Transfer-Beben: Das neue Gesicht des VfB nimmt Formen an

Stuttgart - Am Freitag vermeldete der Fußball-Zweitligist VfB Stuttgart mit Torhüter Fabian Bredlow und Stürmer Hamadi Al Ghaddioui gleich zwei Neuverpflichtungen. Obwohl der ein oder andere Transfer noch über die Bühne gehen wird, ist bereits jetzt das neue Gesicht des Clubs gut zu erkennen.
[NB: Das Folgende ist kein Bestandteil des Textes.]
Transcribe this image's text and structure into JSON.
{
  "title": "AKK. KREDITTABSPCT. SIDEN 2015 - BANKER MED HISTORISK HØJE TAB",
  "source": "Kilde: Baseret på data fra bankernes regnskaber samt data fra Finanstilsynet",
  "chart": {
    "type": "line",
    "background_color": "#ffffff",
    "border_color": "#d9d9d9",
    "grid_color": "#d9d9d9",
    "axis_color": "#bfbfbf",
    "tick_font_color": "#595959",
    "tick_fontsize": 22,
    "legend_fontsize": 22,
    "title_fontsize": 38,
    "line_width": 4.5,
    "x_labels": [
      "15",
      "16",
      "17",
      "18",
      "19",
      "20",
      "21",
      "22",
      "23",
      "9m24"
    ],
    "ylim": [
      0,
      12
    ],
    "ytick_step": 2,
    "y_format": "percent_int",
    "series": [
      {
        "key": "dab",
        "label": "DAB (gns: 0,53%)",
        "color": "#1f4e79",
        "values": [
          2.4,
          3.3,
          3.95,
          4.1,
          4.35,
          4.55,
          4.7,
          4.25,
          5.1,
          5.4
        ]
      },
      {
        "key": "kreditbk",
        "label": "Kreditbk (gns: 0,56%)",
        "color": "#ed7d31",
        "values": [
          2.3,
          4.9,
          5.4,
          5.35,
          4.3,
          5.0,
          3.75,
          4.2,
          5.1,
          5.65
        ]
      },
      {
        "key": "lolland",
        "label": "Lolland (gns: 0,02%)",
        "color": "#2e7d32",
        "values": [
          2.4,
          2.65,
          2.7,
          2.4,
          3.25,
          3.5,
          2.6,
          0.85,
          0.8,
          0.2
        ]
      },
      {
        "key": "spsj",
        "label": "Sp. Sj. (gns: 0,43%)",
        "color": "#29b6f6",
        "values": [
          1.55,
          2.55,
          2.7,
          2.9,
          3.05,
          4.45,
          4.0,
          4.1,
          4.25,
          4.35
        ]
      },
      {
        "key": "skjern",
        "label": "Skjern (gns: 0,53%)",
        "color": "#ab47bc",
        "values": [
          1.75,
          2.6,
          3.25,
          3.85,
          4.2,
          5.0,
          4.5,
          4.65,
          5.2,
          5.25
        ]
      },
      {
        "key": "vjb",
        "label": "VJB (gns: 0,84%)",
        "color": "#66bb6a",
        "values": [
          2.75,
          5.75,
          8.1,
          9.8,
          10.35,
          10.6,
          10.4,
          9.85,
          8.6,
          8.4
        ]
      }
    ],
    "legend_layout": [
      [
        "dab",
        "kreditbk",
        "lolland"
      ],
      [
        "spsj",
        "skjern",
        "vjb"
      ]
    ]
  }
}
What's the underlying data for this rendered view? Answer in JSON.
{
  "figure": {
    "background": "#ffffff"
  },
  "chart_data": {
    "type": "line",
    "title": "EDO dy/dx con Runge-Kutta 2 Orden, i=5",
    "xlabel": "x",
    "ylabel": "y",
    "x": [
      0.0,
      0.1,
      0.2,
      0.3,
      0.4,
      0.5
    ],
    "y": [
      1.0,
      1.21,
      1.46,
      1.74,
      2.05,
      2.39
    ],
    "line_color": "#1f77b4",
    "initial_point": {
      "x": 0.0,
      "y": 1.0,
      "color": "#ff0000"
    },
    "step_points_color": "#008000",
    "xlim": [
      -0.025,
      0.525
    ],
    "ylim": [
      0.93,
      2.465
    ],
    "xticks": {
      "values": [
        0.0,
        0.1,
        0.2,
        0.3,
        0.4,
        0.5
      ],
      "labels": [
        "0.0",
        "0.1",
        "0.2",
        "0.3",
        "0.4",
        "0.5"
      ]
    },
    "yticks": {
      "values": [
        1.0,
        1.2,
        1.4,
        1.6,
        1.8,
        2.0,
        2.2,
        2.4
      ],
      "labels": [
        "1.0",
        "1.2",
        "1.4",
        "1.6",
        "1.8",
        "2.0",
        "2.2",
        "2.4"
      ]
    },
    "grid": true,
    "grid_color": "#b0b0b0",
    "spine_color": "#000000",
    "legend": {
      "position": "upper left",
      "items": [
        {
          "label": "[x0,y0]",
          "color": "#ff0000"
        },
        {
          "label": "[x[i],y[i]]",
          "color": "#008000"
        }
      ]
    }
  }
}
Der neue Trainer des VfB Stuttgart, Tim Walter (43), will der neuen Identität des Vereins seinen Stempel aufsetzen.
Der neue Trainer des VfB Stuttgart, Tim Walter (43), will der neuen Identität des Vereins seinen Stempel aufsetzen.  © DPA

Am 27. Mai bestritt der VfB Stuttgart das Relegations-Rückspiel bei Union Berlin und stieg danach in die 2. Liga ab. Die Startelf der Stuttgarter: Zieler - Aogo, Badstuber, Kabak, Pavard - Ascacíbar, Zuber, Gentner Akolo - Gonzalez, Donis.

Knapp einen Monat später werden Zieler, Aogo, Pavard, Zuber und Gentner in der kommenden Saison nicht mehr dem Verein angehören. Mindestens Fragezeichen gibt es bei allen anderen Spielern, die in Berlin aufliefen.

Außer bei Ozan Kabak, der laut Sportdirektor Sven Mislintat nicht zu halten sei, bedingt durch eine Klausel in dessen Vertrag. Bald dürfte Klarheit herrschen, wo das 19-jährige türkische Abwehrtalent auflaufen wird.

Der VfB ist mitten im Umbruch! Und die auch von Sportvorstand Thomas Hitzlsperger ausgegebene neue Identität "Jung und wild" ist nach den bisher getätigten Transfers schon ein gutes Stück zu erkennen.

VfB sortiert Routiniers aus und baut dennoch auf Erfahrung

Der VfB Stuttgart beim Trainingsauftakt in die Saison 2019/20.
Der VfB Stuttgart beim Trainingsauftakt in die Saison 2019/20.  © DPA

Stürmer Hamadi Al Ghaddioui ist mit seinen 28 Jahren der bislang älteste Neuzugang, Mateo Klimowicz mit 18 der jüngste.

"Jung und wild" heißt nicht, dass eine Altersobergrenze definiert wird, wie es beispielsweise bei RB Leipzig zu beobachten war.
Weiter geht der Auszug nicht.